Il appartient à ceux qui sont au pouvoir de proposer! Un argument-massue que ses partisans portent à bout de bras. Faute de mieux. Pour le pire : l’improvisation tous azimut aux conséquences quelquefois tragiques pour une population durement éprouvée par les sautes d’humeur et les volte-face de celui qui fut l’enfant terrible de l’ère mobutiste. De cette période Tshisekedi a gardé la culture dont il est fortement imprégnée. Aussi, à l’instar du parti-état de Mobutu, l’Udps se présente aujourd’hui comme le parti-état…de l’opposition! L’Udps n’a jamais organisé un congrès en plus de vingt ans d’existence. Un mécanisme susceptible de mettre à mal la légitimité du "chef charismatique". Et de l’intérieur, officiellement du moins, nul ne semble interroger cette énième incongruité. L’homme incarne donc, personnifie à lui seul l’organisation.
Il est l’Udps! Contre vents et marées, contre ses co-fondateurs (Ngalula et Kibasa-Maliba).

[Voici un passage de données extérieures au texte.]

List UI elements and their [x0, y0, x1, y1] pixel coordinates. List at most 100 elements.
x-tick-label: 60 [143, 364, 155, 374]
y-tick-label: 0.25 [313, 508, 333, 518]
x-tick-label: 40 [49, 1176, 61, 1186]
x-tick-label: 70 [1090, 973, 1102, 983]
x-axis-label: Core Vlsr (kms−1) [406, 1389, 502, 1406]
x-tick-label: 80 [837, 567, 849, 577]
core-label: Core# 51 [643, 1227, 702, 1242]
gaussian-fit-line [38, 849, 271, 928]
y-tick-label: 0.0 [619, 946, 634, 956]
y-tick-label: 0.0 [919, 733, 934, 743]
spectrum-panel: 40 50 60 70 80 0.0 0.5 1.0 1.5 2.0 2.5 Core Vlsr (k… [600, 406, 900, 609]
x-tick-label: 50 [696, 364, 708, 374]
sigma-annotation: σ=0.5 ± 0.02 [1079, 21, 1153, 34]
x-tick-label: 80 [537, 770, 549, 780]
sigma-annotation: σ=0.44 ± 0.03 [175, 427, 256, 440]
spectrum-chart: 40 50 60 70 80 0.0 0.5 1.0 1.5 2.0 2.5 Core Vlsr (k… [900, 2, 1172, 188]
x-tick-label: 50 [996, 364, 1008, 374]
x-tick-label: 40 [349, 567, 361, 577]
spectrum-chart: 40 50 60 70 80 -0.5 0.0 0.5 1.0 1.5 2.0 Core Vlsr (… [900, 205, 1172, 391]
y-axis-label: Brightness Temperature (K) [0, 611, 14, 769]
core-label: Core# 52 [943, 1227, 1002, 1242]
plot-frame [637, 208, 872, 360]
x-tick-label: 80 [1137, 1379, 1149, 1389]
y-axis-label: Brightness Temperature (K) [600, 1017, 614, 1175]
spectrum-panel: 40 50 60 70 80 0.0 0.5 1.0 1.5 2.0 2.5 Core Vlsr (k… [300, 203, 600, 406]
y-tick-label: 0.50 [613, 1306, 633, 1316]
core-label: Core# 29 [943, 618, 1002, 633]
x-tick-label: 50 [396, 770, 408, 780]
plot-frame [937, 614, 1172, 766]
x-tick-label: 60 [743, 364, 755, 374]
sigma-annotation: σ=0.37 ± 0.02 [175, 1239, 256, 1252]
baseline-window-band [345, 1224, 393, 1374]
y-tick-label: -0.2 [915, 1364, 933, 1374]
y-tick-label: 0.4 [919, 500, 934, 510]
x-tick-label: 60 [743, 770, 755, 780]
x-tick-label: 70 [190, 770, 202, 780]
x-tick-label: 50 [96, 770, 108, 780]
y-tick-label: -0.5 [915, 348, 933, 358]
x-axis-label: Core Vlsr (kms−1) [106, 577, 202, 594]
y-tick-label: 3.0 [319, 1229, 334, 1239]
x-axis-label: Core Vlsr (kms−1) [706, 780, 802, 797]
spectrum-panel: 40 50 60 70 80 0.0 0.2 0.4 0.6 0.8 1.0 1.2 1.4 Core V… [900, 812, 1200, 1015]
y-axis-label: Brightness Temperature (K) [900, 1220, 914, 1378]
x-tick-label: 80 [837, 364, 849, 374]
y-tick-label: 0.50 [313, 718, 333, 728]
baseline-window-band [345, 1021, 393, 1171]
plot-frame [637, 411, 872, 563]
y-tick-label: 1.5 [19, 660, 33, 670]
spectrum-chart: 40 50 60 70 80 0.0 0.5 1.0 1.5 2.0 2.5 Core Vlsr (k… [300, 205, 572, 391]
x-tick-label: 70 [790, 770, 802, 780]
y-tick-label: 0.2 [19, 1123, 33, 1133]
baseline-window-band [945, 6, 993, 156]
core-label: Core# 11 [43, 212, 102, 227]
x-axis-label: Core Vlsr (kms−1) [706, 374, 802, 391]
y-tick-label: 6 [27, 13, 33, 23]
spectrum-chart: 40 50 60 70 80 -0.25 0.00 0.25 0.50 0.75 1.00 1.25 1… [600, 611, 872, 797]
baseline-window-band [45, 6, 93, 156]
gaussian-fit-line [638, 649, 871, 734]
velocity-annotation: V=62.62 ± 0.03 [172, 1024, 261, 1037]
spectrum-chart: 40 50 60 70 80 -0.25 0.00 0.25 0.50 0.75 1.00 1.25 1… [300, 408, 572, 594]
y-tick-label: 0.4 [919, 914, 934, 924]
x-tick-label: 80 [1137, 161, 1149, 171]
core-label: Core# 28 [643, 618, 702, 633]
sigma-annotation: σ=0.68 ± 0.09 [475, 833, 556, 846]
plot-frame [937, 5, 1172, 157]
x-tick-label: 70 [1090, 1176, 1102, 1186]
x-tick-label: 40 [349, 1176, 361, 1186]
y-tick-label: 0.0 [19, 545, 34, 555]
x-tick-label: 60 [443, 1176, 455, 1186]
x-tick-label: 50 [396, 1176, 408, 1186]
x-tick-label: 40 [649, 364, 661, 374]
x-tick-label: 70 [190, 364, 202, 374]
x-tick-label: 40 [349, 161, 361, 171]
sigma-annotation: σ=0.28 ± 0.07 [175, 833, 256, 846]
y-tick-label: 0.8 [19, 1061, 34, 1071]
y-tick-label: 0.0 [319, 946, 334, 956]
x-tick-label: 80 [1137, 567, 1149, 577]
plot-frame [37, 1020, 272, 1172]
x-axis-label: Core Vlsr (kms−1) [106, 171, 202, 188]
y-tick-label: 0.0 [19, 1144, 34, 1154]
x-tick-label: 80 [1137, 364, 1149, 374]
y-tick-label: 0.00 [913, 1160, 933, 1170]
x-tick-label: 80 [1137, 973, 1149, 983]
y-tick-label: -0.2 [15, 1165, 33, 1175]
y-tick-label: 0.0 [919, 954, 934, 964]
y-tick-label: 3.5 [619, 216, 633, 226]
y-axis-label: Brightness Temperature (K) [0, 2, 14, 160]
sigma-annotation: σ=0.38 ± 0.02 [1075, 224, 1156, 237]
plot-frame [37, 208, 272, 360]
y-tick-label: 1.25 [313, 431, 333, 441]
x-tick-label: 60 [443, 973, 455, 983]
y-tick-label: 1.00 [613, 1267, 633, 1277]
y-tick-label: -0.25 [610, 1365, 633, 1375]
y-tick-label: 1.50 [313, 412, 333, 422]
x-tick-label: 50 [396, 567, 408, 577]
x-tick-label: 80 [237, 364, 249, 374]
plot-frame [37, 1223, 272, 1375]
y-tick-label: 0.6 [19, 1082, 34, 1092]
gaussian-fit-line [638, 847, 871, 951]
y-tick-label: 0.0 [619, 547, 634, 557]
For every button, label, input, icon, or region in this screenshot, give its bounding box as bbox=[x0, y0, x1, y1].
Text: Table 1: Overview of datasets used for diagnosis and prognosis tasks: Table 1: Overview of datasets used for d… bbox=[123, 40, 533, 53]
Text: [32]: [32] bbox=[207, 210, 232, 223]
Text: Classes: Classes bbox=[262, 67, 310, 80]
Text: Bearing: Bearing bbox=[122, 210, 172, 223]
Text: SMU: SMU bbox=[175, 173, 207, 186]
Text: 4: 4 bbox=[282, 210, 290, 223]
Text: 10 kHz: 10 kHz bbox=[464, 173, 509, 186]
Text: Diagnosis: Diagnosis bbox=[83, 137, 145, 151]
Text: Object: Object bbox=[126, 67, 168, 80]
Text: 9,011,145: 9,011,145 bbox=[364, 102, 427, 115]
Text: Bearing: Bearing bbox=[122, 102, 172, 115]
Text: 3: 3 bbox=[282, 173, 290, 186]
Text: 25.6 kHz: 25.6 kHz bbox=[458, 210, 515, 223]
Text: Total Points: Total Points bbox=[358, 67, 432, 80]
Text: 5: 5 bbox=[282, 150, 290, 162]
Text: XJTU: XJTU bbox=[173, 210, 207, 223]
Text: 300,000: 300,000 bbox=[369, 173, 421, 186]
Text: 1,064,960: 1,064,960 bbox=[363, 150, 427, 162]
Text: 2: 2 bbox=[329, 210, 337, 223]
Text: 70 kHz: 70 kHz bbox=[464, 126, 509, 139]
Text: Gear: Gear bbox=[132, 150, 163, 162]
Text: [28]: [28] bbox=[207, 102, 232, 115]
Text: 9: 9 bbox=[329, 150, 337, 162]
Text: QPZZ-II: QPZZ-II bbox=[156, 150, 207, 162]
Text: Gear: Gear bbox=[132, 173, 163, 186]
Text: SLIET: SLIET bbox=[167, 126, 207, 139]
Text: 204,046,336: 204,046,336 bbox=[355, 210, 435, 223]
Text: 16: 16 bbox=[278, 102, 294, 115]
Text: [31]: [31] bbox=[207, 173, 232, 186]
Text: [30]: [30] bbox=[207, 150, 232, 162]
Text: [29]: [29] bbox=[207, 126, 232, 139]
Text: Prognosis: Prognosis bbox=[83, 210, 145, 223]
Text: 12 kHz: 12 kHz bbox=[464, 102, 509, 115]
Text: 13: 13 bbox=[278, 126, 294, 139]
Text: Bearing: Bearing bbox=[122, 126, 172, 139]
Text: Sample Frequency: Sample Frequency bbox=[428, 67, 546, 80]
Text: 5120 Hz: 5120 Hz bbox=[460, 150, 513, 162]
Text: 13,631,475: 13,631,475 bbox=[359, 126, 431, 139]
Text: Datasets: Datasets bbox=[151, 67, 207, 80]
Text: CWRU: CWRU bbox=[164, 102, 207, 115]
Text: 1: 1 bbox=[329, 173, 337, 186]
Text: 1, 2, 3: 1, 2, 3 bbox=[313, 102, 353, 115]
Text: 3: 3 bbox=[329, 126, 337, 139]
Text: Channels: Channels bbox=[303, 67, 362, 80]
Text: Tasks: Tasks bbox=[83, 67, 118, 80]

L’Udps demeure encore le plus grand parti de la Rdc. Et mérite une direction plus éclairée. Etienne Tshisekedi, son chef, fut un grand leader politique. Dans une autre vie. Il n’a jamais su s’adapter aux diverses ruptures des contextes politiques qu’a connues le pays depuis la chute de Mobutu. Une instabilité presque chronique, alliée à des capacités intellectuelles pour le moins douteuses suffisent pour que l’homme soit une nuisance pour son parti. Et un danger pour son pays.
Il est impossible que personne, au sein de l’Udps, ne s’en soit jamais rendu compte.